Other Republicans on the committee also spoke against the bill, including Rep. Burgess Owens, an African American lawmaker from Utah, who said he grew up in the Deep South where "we believe in commanding respect, not digging or asking for it." The former professional football player noted that in the 1970s, Black men often weren’t allowed to play quarterback or, as he put it, other "thinking positions."
"Forty years later, we’re now electing a president of the United States, a black man. Vice president of the United States, a black woman. And we say there’s no progress?" Owens said. "Those who say there’s no progress are those who do not want progress."
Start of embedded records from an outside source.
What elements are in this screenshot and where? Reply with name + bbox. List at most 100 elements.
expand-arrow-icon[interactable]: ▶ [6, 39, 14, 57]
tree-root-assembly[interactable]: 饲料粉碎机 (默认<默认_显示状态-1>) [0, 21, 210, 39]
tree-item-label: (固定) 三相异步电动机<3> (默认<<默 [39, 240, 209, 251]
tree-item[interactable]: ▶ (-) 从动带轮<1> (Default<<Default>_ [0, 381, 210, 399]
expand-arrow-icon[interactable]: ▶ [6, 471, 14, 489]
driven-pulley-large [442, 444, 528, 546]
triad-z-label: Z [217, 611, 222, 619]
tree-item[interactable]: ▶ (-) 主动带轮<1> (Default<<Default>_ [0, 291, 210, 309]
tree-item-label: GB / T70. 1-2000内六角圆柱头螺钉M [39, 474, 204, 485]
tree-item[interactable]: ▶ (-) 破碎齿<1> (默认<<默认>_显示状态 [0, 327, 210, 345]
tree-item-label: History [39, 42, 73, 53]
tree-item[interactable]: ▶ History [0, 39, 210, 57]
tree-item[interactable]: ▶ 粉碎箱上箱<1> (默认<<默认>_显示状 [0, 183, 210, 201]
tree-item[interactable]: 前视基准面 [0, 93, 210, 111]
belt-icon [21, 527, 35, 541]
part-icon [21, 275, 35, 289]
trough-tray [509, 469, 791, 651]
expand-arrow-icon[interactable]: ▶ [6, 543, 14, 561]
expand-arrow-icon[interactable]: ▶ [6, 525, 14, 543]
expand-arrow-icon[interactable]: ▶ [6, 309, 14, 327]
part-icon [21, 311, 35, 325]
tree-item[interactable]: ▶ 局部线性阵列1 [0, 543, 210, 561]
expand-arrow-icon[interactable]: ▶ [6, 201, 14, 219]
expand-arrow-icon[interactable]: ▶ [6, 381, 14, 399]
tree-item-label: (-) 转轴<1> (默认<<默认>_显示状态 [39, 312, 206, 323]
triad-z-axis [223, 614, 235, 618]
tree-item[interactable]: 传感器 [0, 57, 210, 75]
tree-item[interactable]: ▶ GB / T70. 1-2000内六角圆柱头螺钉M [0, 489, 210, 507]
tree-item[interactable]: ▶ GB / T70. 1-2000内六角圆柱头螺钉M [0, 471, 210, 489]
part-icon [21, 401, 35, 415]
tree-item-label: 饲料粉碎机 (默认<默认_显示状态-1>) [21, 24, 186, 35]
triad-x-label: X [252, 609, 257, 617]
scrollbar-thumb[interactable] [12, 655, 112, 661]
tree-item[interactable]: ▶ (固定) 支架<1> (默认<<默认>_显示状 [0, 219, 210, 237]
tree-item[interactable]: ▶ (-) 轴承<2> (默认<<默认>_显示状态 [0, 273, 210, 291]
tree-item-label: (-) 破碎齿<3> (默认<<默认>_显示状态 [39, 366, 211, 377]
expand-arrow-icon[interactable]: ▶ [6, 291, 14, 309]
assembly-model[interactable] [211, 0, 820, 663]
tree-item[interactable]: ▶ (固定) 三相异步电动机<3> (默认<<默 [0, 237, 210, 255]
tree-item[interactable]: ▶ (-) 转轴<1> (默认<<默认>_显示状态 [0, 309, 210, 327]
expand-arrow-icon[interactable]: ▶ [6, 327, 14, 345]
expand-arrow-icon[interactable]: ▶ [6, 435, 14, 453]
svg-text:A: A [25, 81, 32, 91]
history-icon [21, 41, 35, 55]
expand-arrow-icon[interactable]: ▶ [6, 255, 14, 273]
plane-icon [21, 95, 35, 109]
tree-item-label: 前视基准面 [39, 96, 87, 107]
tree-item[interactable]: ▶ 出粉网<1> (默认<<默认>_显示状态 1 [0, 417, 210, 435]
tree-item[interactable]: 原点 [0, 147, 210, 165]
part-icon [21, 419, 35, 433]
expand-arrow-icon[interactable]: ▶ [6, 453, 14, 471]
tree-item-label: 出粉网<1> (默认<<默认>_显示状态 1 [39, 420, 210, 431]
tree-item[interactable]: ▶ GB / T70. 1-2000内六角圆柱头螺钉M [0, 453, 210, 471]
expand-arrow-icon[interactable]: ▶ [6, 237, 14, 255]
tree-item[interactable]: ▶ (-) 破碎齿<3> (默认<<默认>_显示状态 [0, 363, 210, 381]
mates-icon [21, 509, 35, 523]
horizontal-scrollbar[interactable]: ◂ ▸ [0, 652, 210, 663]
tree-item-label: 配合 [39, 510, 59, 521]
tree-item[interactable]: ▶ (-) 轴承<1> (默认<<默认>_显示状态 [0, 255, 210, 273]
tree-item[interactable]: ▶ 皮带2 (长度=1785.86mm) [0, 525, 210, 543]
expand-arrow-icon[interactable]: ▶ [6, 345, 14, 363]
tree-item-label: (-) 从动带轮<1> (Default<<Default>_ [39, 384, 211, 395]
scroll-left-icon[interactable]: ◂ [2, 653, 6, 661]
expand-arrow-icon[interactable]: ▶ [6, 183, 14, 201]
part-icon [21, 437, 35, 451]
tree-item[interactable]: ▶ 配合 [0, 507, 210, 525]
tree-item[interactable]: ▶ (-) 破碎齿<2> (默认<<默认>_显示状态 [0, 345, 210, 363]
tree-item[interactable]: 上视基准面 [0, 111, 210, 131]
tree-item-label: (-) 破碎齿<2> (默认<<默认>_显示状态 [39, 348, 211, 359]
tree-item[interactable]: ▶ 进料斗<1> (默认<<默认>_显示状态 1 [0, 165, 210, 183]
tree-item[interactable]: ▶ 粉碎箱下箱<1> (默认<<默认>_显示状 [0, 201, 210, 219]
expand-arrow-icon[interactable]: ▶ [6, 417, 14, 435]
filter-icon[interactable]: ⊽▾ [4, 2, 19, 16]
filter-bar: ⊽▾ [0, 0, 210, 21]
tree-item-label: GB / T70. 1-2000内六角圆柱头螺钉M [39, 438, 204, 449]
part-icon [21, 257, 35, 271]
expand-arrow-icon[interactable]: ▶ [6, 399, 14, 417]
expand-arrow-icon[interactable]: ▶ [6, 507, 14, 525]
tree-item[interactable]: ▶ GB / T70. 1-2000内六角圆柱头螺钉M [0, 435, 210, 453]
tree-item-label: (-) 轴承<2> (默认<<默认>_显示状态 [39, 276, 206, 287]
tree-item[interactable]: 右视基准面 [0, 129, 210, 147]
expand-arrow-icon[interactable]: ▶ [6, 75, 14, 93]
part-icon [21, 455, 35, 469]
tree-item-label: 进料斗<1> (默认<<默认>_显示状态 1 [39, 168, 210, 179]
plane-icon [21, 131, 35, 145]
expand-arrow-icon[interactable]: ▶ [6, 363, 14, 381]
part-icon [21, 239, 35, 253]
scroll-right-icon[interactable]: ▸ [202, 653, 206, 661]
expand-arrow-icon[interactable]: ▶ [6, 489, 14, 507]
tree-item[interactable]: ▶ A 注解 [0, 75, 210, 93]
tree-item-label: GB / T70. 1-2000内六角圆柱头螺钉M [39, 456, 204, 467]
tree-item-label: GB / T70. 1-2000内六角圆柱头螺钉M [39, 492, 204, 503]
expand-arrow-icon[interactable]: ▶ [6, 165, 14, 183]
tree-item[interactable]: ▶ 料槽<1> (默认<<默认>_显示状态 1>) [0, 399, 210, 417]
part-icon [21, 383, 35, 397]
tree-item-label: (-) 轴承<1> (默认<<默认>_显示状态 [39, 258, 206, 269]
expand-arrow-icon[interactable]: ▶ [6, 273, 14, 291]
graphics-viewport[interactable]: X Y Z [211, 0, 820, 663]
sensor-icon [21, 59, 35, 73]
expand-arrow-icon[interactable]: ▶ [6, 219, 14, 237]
But Democrats said the country’s history is replete with government-sponsored actions that have discriminated against African Americans well after slavery ended. Rep. David Cicilline, D-R.I., noted that the Federal Housing Administration at one time refused to insure mortgages in Black neighborhoods while some states prevented Black veterans of World War II from participating in the benefits of the GI Bill.
"This notion of, like, I wasn’t a slave owner. I’ve got nothing to do with it misses the point," Cicilline said. "It’s about our country’s responsibility, to remedy this wrong and to respond to it in a thoughtful way. And this commission is our opportunity to do that."
Last month, the Chicago suburb of Evanston, Illinois, became the first U.S. city to make reparations available to its Black residents for past discrimination and the lingering effects of slavery. The money will come from the sale of recreational marijuana and qualifying households would receive $25,000 for home repairs, down payments on property, and interest or late penalties on property in the city.
Other communities and organizations considering reparations range from the state of California to cities like Amherst, Massachusetts; Providence, Rhode Island; Asheville, North Carolina; and Iowa City, Iowa; religious denominations like the Episcopal Church; and prominent colleges like Georgetown University in Washington.
Polling has found long-standing resistance in the U.S. to reparations to descendants of slaves, divided along racial lines. Only 29% of Americans voiced support for paying cash reparations, according to an Associated Press-NORC Center for Public Affairs Research poll taken in the fall of 2019. Most Black Americans favored reparations, 74%, compared with 15% of white Americans.